السلام عليكم ورحمة الله وبركاته
Bintan, Kampus Bersendikan Wahyu Berteraskan Ilmu — Sekolah Tinggi Agama Islam Negeri (STAIN) Sultan Abdurrahman Kepulauan Riau resmi menjalin Perjanjian Kerja Sama dengan PT Indo Asia Sinergi Sejahtera (Authorized Training Partner TÜV Rheinland Indonesia) tentang Penyelenggaraan Tempat Uji Kompetensi dan Sertifikasi Mahasiswa. Penandatanganan perjanjian kerja sama tersebut berlangsung di Ruang Ketua STAIN SAR Kepri, Kamis (22/1/2026).
Perjanjian
kerja sama ini ditandatangani oleh Sapto Hariyono, selaku Chief Executive
Officer (CEO) PT Indo Asia Sinergi Sejahtera, dan Dr. H. Muhammad Faisal,
M.Ag, selaku Ketua STAIN Sultan Abdurrahman Kepulauan Riau. Kerja sama ini
menjadi langkah strategis STAIN SAR Kepri dalam memperkuat daya saing lulusan
melalui pengakuan kompetensi berbasis standar sertifikasi internasional.
PT
Indo Asia Sinergi Sejahtera merupakan Authorized Training Partner TÜV
Rheinland Indonesia yang bergerak di berbagai bidang, antara lain
konsultansi, pelatihan, sertifikasi, inspeksi, manajemen perhotelan, logistik,
transportasi, hingga pengembangan produk. Melalui kolaborasi ini, STAIN SAR
Kepri ditetapkan sebagai Competency Test Center (CTC) dalam pelaksanaan
uji kompetensi dan sertifikasi mahasiswa.
Program
sertifikasi yang akan dilaksanakan meliputi Fundamental Data Analytics,
Digital Marketing, Entrepreneurship, Public Speaking and Communication, Social
Entrepreneurship, Critical Thinking and Design Thinking, serta Occupational
Health and Safety Management Fundamentals for University Students, yang
seluruhnya mengacu pada standar Lembaga Sertifikasi Internasional TÜV
Rheinland.
Ketua STAIN Sultan Abdurrahman Kepulauan Riau, Dr.

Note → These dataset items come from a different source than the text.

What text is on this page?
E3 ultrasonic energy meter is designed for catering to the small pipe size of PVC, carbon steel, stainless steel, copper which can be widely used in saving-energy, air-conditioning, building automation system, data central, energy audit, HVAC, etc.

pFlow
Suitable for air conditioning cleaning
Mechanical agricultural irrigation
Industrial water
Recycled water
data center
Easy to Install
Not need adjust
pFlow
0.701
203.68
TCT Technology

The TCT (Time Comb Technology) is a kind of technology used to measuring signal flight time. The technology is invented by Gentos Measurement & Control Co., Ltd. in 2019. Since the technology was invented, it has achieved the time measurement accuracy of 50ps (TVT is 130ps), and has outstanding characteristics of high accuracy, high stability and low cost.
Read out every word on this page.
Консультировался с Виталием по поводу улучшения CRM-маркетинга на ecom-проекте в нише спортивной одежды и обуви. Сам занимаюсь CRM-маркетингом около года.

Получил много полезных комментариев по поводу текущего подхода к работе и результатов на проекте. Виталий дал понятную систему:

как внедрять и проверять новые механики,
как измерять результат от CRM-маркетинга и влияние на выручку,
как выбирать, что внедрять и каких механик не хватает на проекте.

H. Muhammad Faisal, M.Ag, menegaskan bahwa kerja sama ini merupakan wujud komitmen institusi dalam meningkatkan kualitas lulusan agar tidak hanya unggul secara akademik, tetapi juga memiliki kompetensi praktis yang diakui secara global.


“Kerja
sama ini menjadi bagian dari upaya STAIN SAR Kepri dalam menyiapkan mahasiswa
yang adaptif terhadap kebutuhan dunia kerja dan industri, dengan bekal
sertifikasi kompetensi yang memiliki pengakuan internasional,” tegasnya.
Lebih
lanjut, ia menjelaskan bahwa program Sertifikat Keterangan Pendamping Ijazah
(SKPI) berbasis sertifikasi TÜV Rheinland diharapkan mampu memperkuat
profil lulusan STAIN SAR Kepri, sekaligus mendorong sinergi berkelanjutan
antara dunia pendidikan tinggi dan dunia industri.
Ruang
lingkup kerja sama mencakup penyelenggaraan pelatihan, penetapan STAIN SAR
Kepri sebagai lokasi resmi uji kompetensi, pelaksanaan ujian sertifikasi bagi
mahasiswa maupun masyarakat umum, serta evaluasi program secara berkala guna
menjamin mutu dan keberlanjutan pelaksanaan.
Melalui
kerja sama ini, STAIN SAR Kepri menegaskan komitmennya untuk terus berinovasi
dalam pengembangan akademik dan peningkatan kualitas sumber daya manusia,
sejalan dengan visi kampus sebagai pusat pengembangan ilmu pengetahuan yang
responsif terhadap tantangan global dan kebutuhan masyarakat. (LF/Gby)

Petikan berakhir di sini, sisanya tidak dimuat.